次に、賃貸借契約等を締結してから2か月以内に、管轄税務署へ「公益法人等又は人格のない社団等の収益事業開始等の届出書」「設立届」「青色申告承認申請書」「申告期限の延長の特例申請書」「貸借対照表*資産0円、負債0円、剰余金0円*」「マンション管理規約」「(今回の)賃貸借契約書の写し*開始日を示す為*」「代表者がわかる議事録の写し」等を提出します。同様に、都道府県、市区町村にも提出します。
申告は、理事長が代表者欄に記名されることになります。マンションの会計期間の終了後2カ月又は3か月後に税務署へ申告と納税を行うことになります。ですので、収益事業用の通帳をマンション管理組合で作成し、他の管理業務と明確に分けて管理運営してください。
深堀
申告を行う際に、収入は明確ですが、そこから引ける経費については、法人税基本通達15-2-5(費用又は損失の区分経理)によって、判断していくことになります。

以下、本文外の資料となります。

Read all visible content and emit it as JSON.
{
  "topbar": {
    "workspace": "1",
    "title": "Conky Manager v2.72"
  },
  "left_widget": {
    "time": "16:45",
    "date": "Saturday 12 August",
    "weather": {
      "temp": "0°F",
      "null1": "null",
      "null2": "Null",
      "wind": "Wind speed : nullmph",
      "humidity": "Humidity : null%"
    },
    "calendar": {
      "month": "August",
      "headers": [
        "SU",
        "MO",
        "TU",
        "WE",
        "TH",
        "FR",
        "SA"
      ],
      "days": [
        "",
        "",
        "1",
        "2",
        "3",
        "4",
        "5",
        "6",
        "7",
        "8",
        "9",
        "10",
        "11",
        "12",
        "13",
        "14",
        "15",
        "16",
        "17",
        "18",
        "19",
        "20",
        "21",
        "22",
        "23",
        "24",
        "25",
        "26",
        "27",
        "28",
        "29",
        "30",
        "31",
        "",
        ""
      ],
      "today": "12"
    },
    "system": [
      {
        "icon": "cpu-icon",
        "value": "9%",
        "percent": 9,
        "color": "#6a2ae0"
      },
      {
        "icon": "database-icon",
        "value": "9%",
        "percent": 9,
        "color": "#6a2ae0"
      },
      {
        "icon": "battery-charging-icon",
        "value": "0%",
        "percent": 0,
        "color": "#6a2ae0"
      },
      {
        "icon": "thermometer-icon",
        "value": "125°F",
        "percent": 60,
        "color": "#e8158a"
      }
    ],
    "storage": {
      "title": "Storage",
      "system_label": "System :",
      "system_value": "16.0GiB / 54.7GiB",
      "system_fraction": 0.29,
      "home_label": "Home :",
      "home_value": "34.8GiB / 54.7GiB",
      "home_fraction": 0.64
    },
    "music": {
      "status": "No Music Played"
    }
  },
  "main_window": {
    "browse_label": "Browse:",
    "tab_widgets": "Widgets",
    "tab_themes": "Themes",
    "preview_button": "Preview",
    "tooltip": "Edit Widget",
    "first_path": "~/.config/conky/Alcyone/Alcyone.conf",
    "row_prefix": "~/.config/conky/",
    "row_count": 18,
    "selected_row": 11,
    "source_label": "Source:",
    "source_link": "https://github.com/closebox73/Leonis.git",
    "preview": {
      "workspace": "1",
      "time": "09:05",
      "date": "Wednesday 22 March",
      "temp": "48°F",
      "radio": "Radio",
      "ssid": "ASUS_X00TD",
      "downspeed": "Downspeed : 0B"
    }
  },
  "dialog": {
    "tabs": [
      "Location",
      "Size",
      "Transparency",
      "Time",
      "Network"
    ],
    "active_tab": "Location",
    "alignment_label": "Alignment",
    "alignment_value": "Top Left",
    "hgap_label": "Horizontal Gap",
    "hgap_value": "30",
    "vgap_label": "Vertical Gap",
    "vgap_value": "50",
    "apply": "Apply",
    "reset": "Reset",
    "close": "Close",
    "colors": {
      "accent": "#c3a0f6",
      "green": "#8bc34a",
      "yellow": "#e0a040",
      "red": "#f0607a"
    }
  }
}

- 収益事業について直接要した費用の額又は収益事業について直接生じた損失の額は、収益事業に係る費用又は損失の額として経理する。
- 収益事業と収益事業以外の事業とに共通する費用又は損失の額は、継続的に、資産の使用割合、従業員の従事割合、資産の帳簿価額の比、収入金額の比その他当該費用又は損失の性質に応ずる合理的な基準により収益事業と収益事業以外の事業とに配賦し、これに基づいて経理する。
ここで注意が必要なのが、マンション管理組合が収益事業以外の事業に属するお金やその他の資産を収益事業のために使用した場合においても、これにつき収益事業から収益事業以外へ賃借料、支払利子等を支払うこととしてその額を収益事業に係る費用又は損失として経理することはできないという条文です。また、駐車場設備で使っているからといって、減価償却費を経費化出来るのではないか、という素朴な疑問もあるかと思います。がしかし、駐車場資産は、区分所有者の共有物であり、マンション管理組合の所有別ではないことから、通常、マンション管理組合の収益事業にかかる所得計算において減価償却費が計上させることはないと認識しております。
収入から控除出来る費用はあまりないかもしれません。おおよそ、収入から約30%の納税が出ることを前提に検討するのが良いと思います。金額の大小関係なく税務申告が必要ですので、やるならば、いろいろと同時に収益事業を始める方が、手間が少ないかもしれません。